И она пошла к окну, отодвинула немного занавески и, выглянув, подозвала К. Помощники все еще были там, у ограды; было видно, что они уже очень устали, но, несмотря на это, они все же время от времени, собрав последние силы, простирали с мольбой руки к школе. Один из них, чтобы не надо было все время держаться, наколол сзади куртку на прут решетки.
— Бедные! Бедные! — сказала Фрида.
— Почему я их выгнал? — повторил вопрос К. — Непосредственным поводом для этого была ты.
— Я? — спросила Фрида, не отрывая взгляда от окна.
— Твое слишком уж дружеское обращение с этими помощниками, — пояснил К., — прощение их распущенности, смех над ними, поглаживание их по головке, это постоянное сострадание к ним, только и повторяешь: «бедные, бедные», и, наконец, этот последний случай, когда оказалось, что я для тебя — не слишком высокая цена, если надо спасти от порки помощников.
— Так оно и есть, — сказала Фрида, — об этом я и говорю, так оно и есть, это и делает меня несчастной, это и не пускает меня к тебе, хотя для меня нет большего счастья, чем быть с тобой, все время, без перерывов, без конца, хотя я во сне вижу, что здесь, на земле, нет спокойного места для нашей любви — ни в деревне, ни где-то еще, — и поэтому я представляю себе могилу, узкую и глубокую, там мы сжимаем друг друга в объятиях, как в тисках, я прижимаюсь к тебе, ты — ко мне, и никто никогда нас больше не увидит. А здесь… посмотри на этих помощников! Это не к тебе они протягивают свои руки, а ко мне.
— И не я, — добавил К., — смотрю на них, а ты.
— Конечно я, — почти сердито сказала Фрида, — об этом же я и говорю все время. С чего бы еще эти помощники стали за мной бегать, если они даже и посланцы Кламма…
— Посланцы Кламма, — повторил К., которого это обозначение, сразу показавшееся ему вполне естественным, все же очень поразило.
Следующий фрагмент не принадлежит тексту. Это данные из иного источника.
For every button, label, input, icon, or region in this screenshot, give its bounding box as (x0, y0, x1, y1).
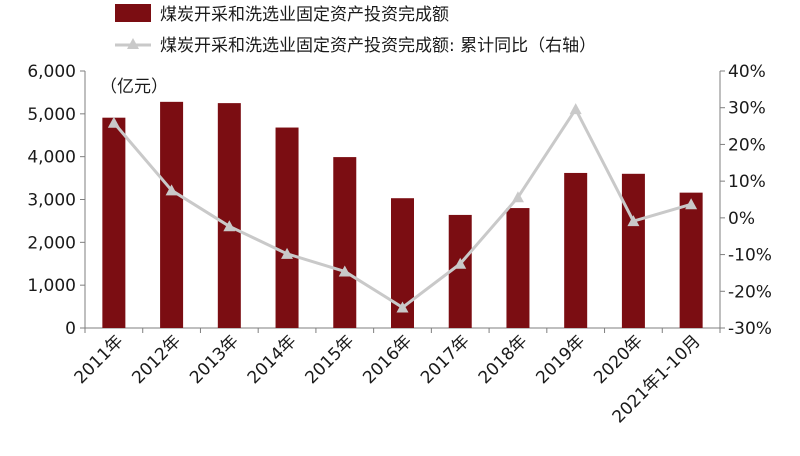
legend-swatch-bar (115, 4, 151, 22)
bar (679, 192, 703, 328)
x-axis-tick-label: 2014年 (244, 331, 301, 388)
right-axis-tick-label: 30% (728, 99, 766, 119)
line-point (569, 103, 582, 115)
bar (391, 198, 414, 328)
legend-label-line: 煤炭开采和洗选业固定资产投资完成额: 累计同比（右轴） (160, 36, 596, 56)
plot-area: 0 1,000 2,000 3,000 4,000 5,000 6,000 -30% -20% -… (27, 62, 772, 427)
line-point (511, 191, 524, 203)
x-axis-tick-label: 2019年 (532, 331, 589, 388)
left-axis-tick-label: 0 (65, 319, 76, 339)
right-axis-tick-label: -10% (728, 246, 772, 266)
line-point (165, 184, 178, 196)
x-axis-tick-label: 2015年 (302, 331, 359, 388)
x-axis-tick-label: 2018年 (475, 331, 532, 388)
bar (217, 103, 241, 328)
right-axis-tick-label: -20% (728, 282, 772, 302)
right-axis-tick-label: -30% (728, 319, 772, 339)
bar (448, 214, 472, 328)
left-axis-tick-label: 1,000 (27, 276, 76, 296)
x-axis-tick-label: 2020年 (590, 331, 647, 388)
line-point (396, 301, 409, 313)
legend-swatch-marker (127, 38, 139, 49)
bar (102, 117, 126, 329)
x-axis-tick-label: 2013年 (186, 331, 243, 388)
line-point (223, 220, 236, 232)
left-axis-tick-label: 6,000 (27, 62, 76, 82)
line-point (454, 257, 467, 269)
bar (160, 101, 184, 328)
right-axis-tick-label: 0% (728, 209, 755, 229)
x-axis-tick-label: 2016年 (359, 331, 416, 388)
line-point (107, 116, 120, 128)
x-axis-tick-label: 2012年 (128, 331, 185, 388)
legend: 煤炭开采和洗选业固定资产投资完成额 煤炭开采和洗选业固定资产投资完成额: 累计同… (115, 4, 596, 56)
bar (333, 157, 357, 328)
line-point (685, 198, 698, 210)
x-axis-tick-label: 2017年 (417, 331, 474, 388)
bar (506, 208, 530, 328)
x-axis-tick-label: 2011年 (71, 331, 128, 388)
line-point (338, 265, 351, 277)
bar (275, 127, 299, 328)
line-point (627, 215, 640, 227)
left-axis-tick-label: 3,000 (27, 191, 76, 211)
left-axis-unit-label: （亿元） (100, 77, 168, 97)
bar (621, 173, 645, 328)
right-axis-tick-label: 10% (728, 172, 766, 192)
legend-label-bar: 煤炭开采和洗选业固定资产投资完成额 (160, 5, 449, 25)
line-point (281, 247, 294, 259)
right-axis-tick-label: 20% (728, 135, 766, 155)
left-axis-tick-label: 2,000 (27, 233, 76, 253)
left-axis-tick-label: 5,000 (27, 105, 76, 125)
left-axis-tick-label: 4,000 (27, 148, 76, 168)
right-axis-tick-label: 40% (728, 62, 766, 82)
bar (564, 172, 588, 328)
— Посланцы Кламма, конечно, — подтвердила Фрида, — даже если это так, то все равно они в то же время — глупые мальчишки, которых для их воспитания еще лупить надо. Какие они отвратительные, какие гадкие мальчишки! И как омерзительна эта противоположность между их лицами, по которым их можно принять за взрослых, чуть ли не за студентов, и их по-детски дурашливым поведением! Ты думаешь, я этого не вижу? Да я стыжусь их. Но в том-то и дело, что не они вызывают у меня отвращение, а я стыжусь их. Мне все время приходится смотреть в их сторону. Когда надо бы на них рассердиться, мне приходится смеяться. Когда хотелось бы их побить, мне приходится гладить их по головке. И когда я лежу рядом с тобой ночью, я не могу заснуть, мне приходится смотреть, как один спит, туго закатавшись в одеяло, а другой сидит на корточках перед открытой дверцей печки и топит, и, чтобы видеть их, мне приходится наклоняться вперед так, что я почти бужу тебя. И не кошка меня испугала — ах, я привыкла к кошкам, как я привыкла к беспокойному полусну в пивной, когда тебе все время мешают, — не кошка меня испугала, я сама пугаю себя. И не надо было совсем этого ужаса с кошкой, я вздрагиваю от малейшего шороха. Сначала я боялась, что ты проснешься и все будет кончено, а потом вдруг вскочила и зажгла свечку, чтобы только ты поскорей проснулся и мог защитить меня.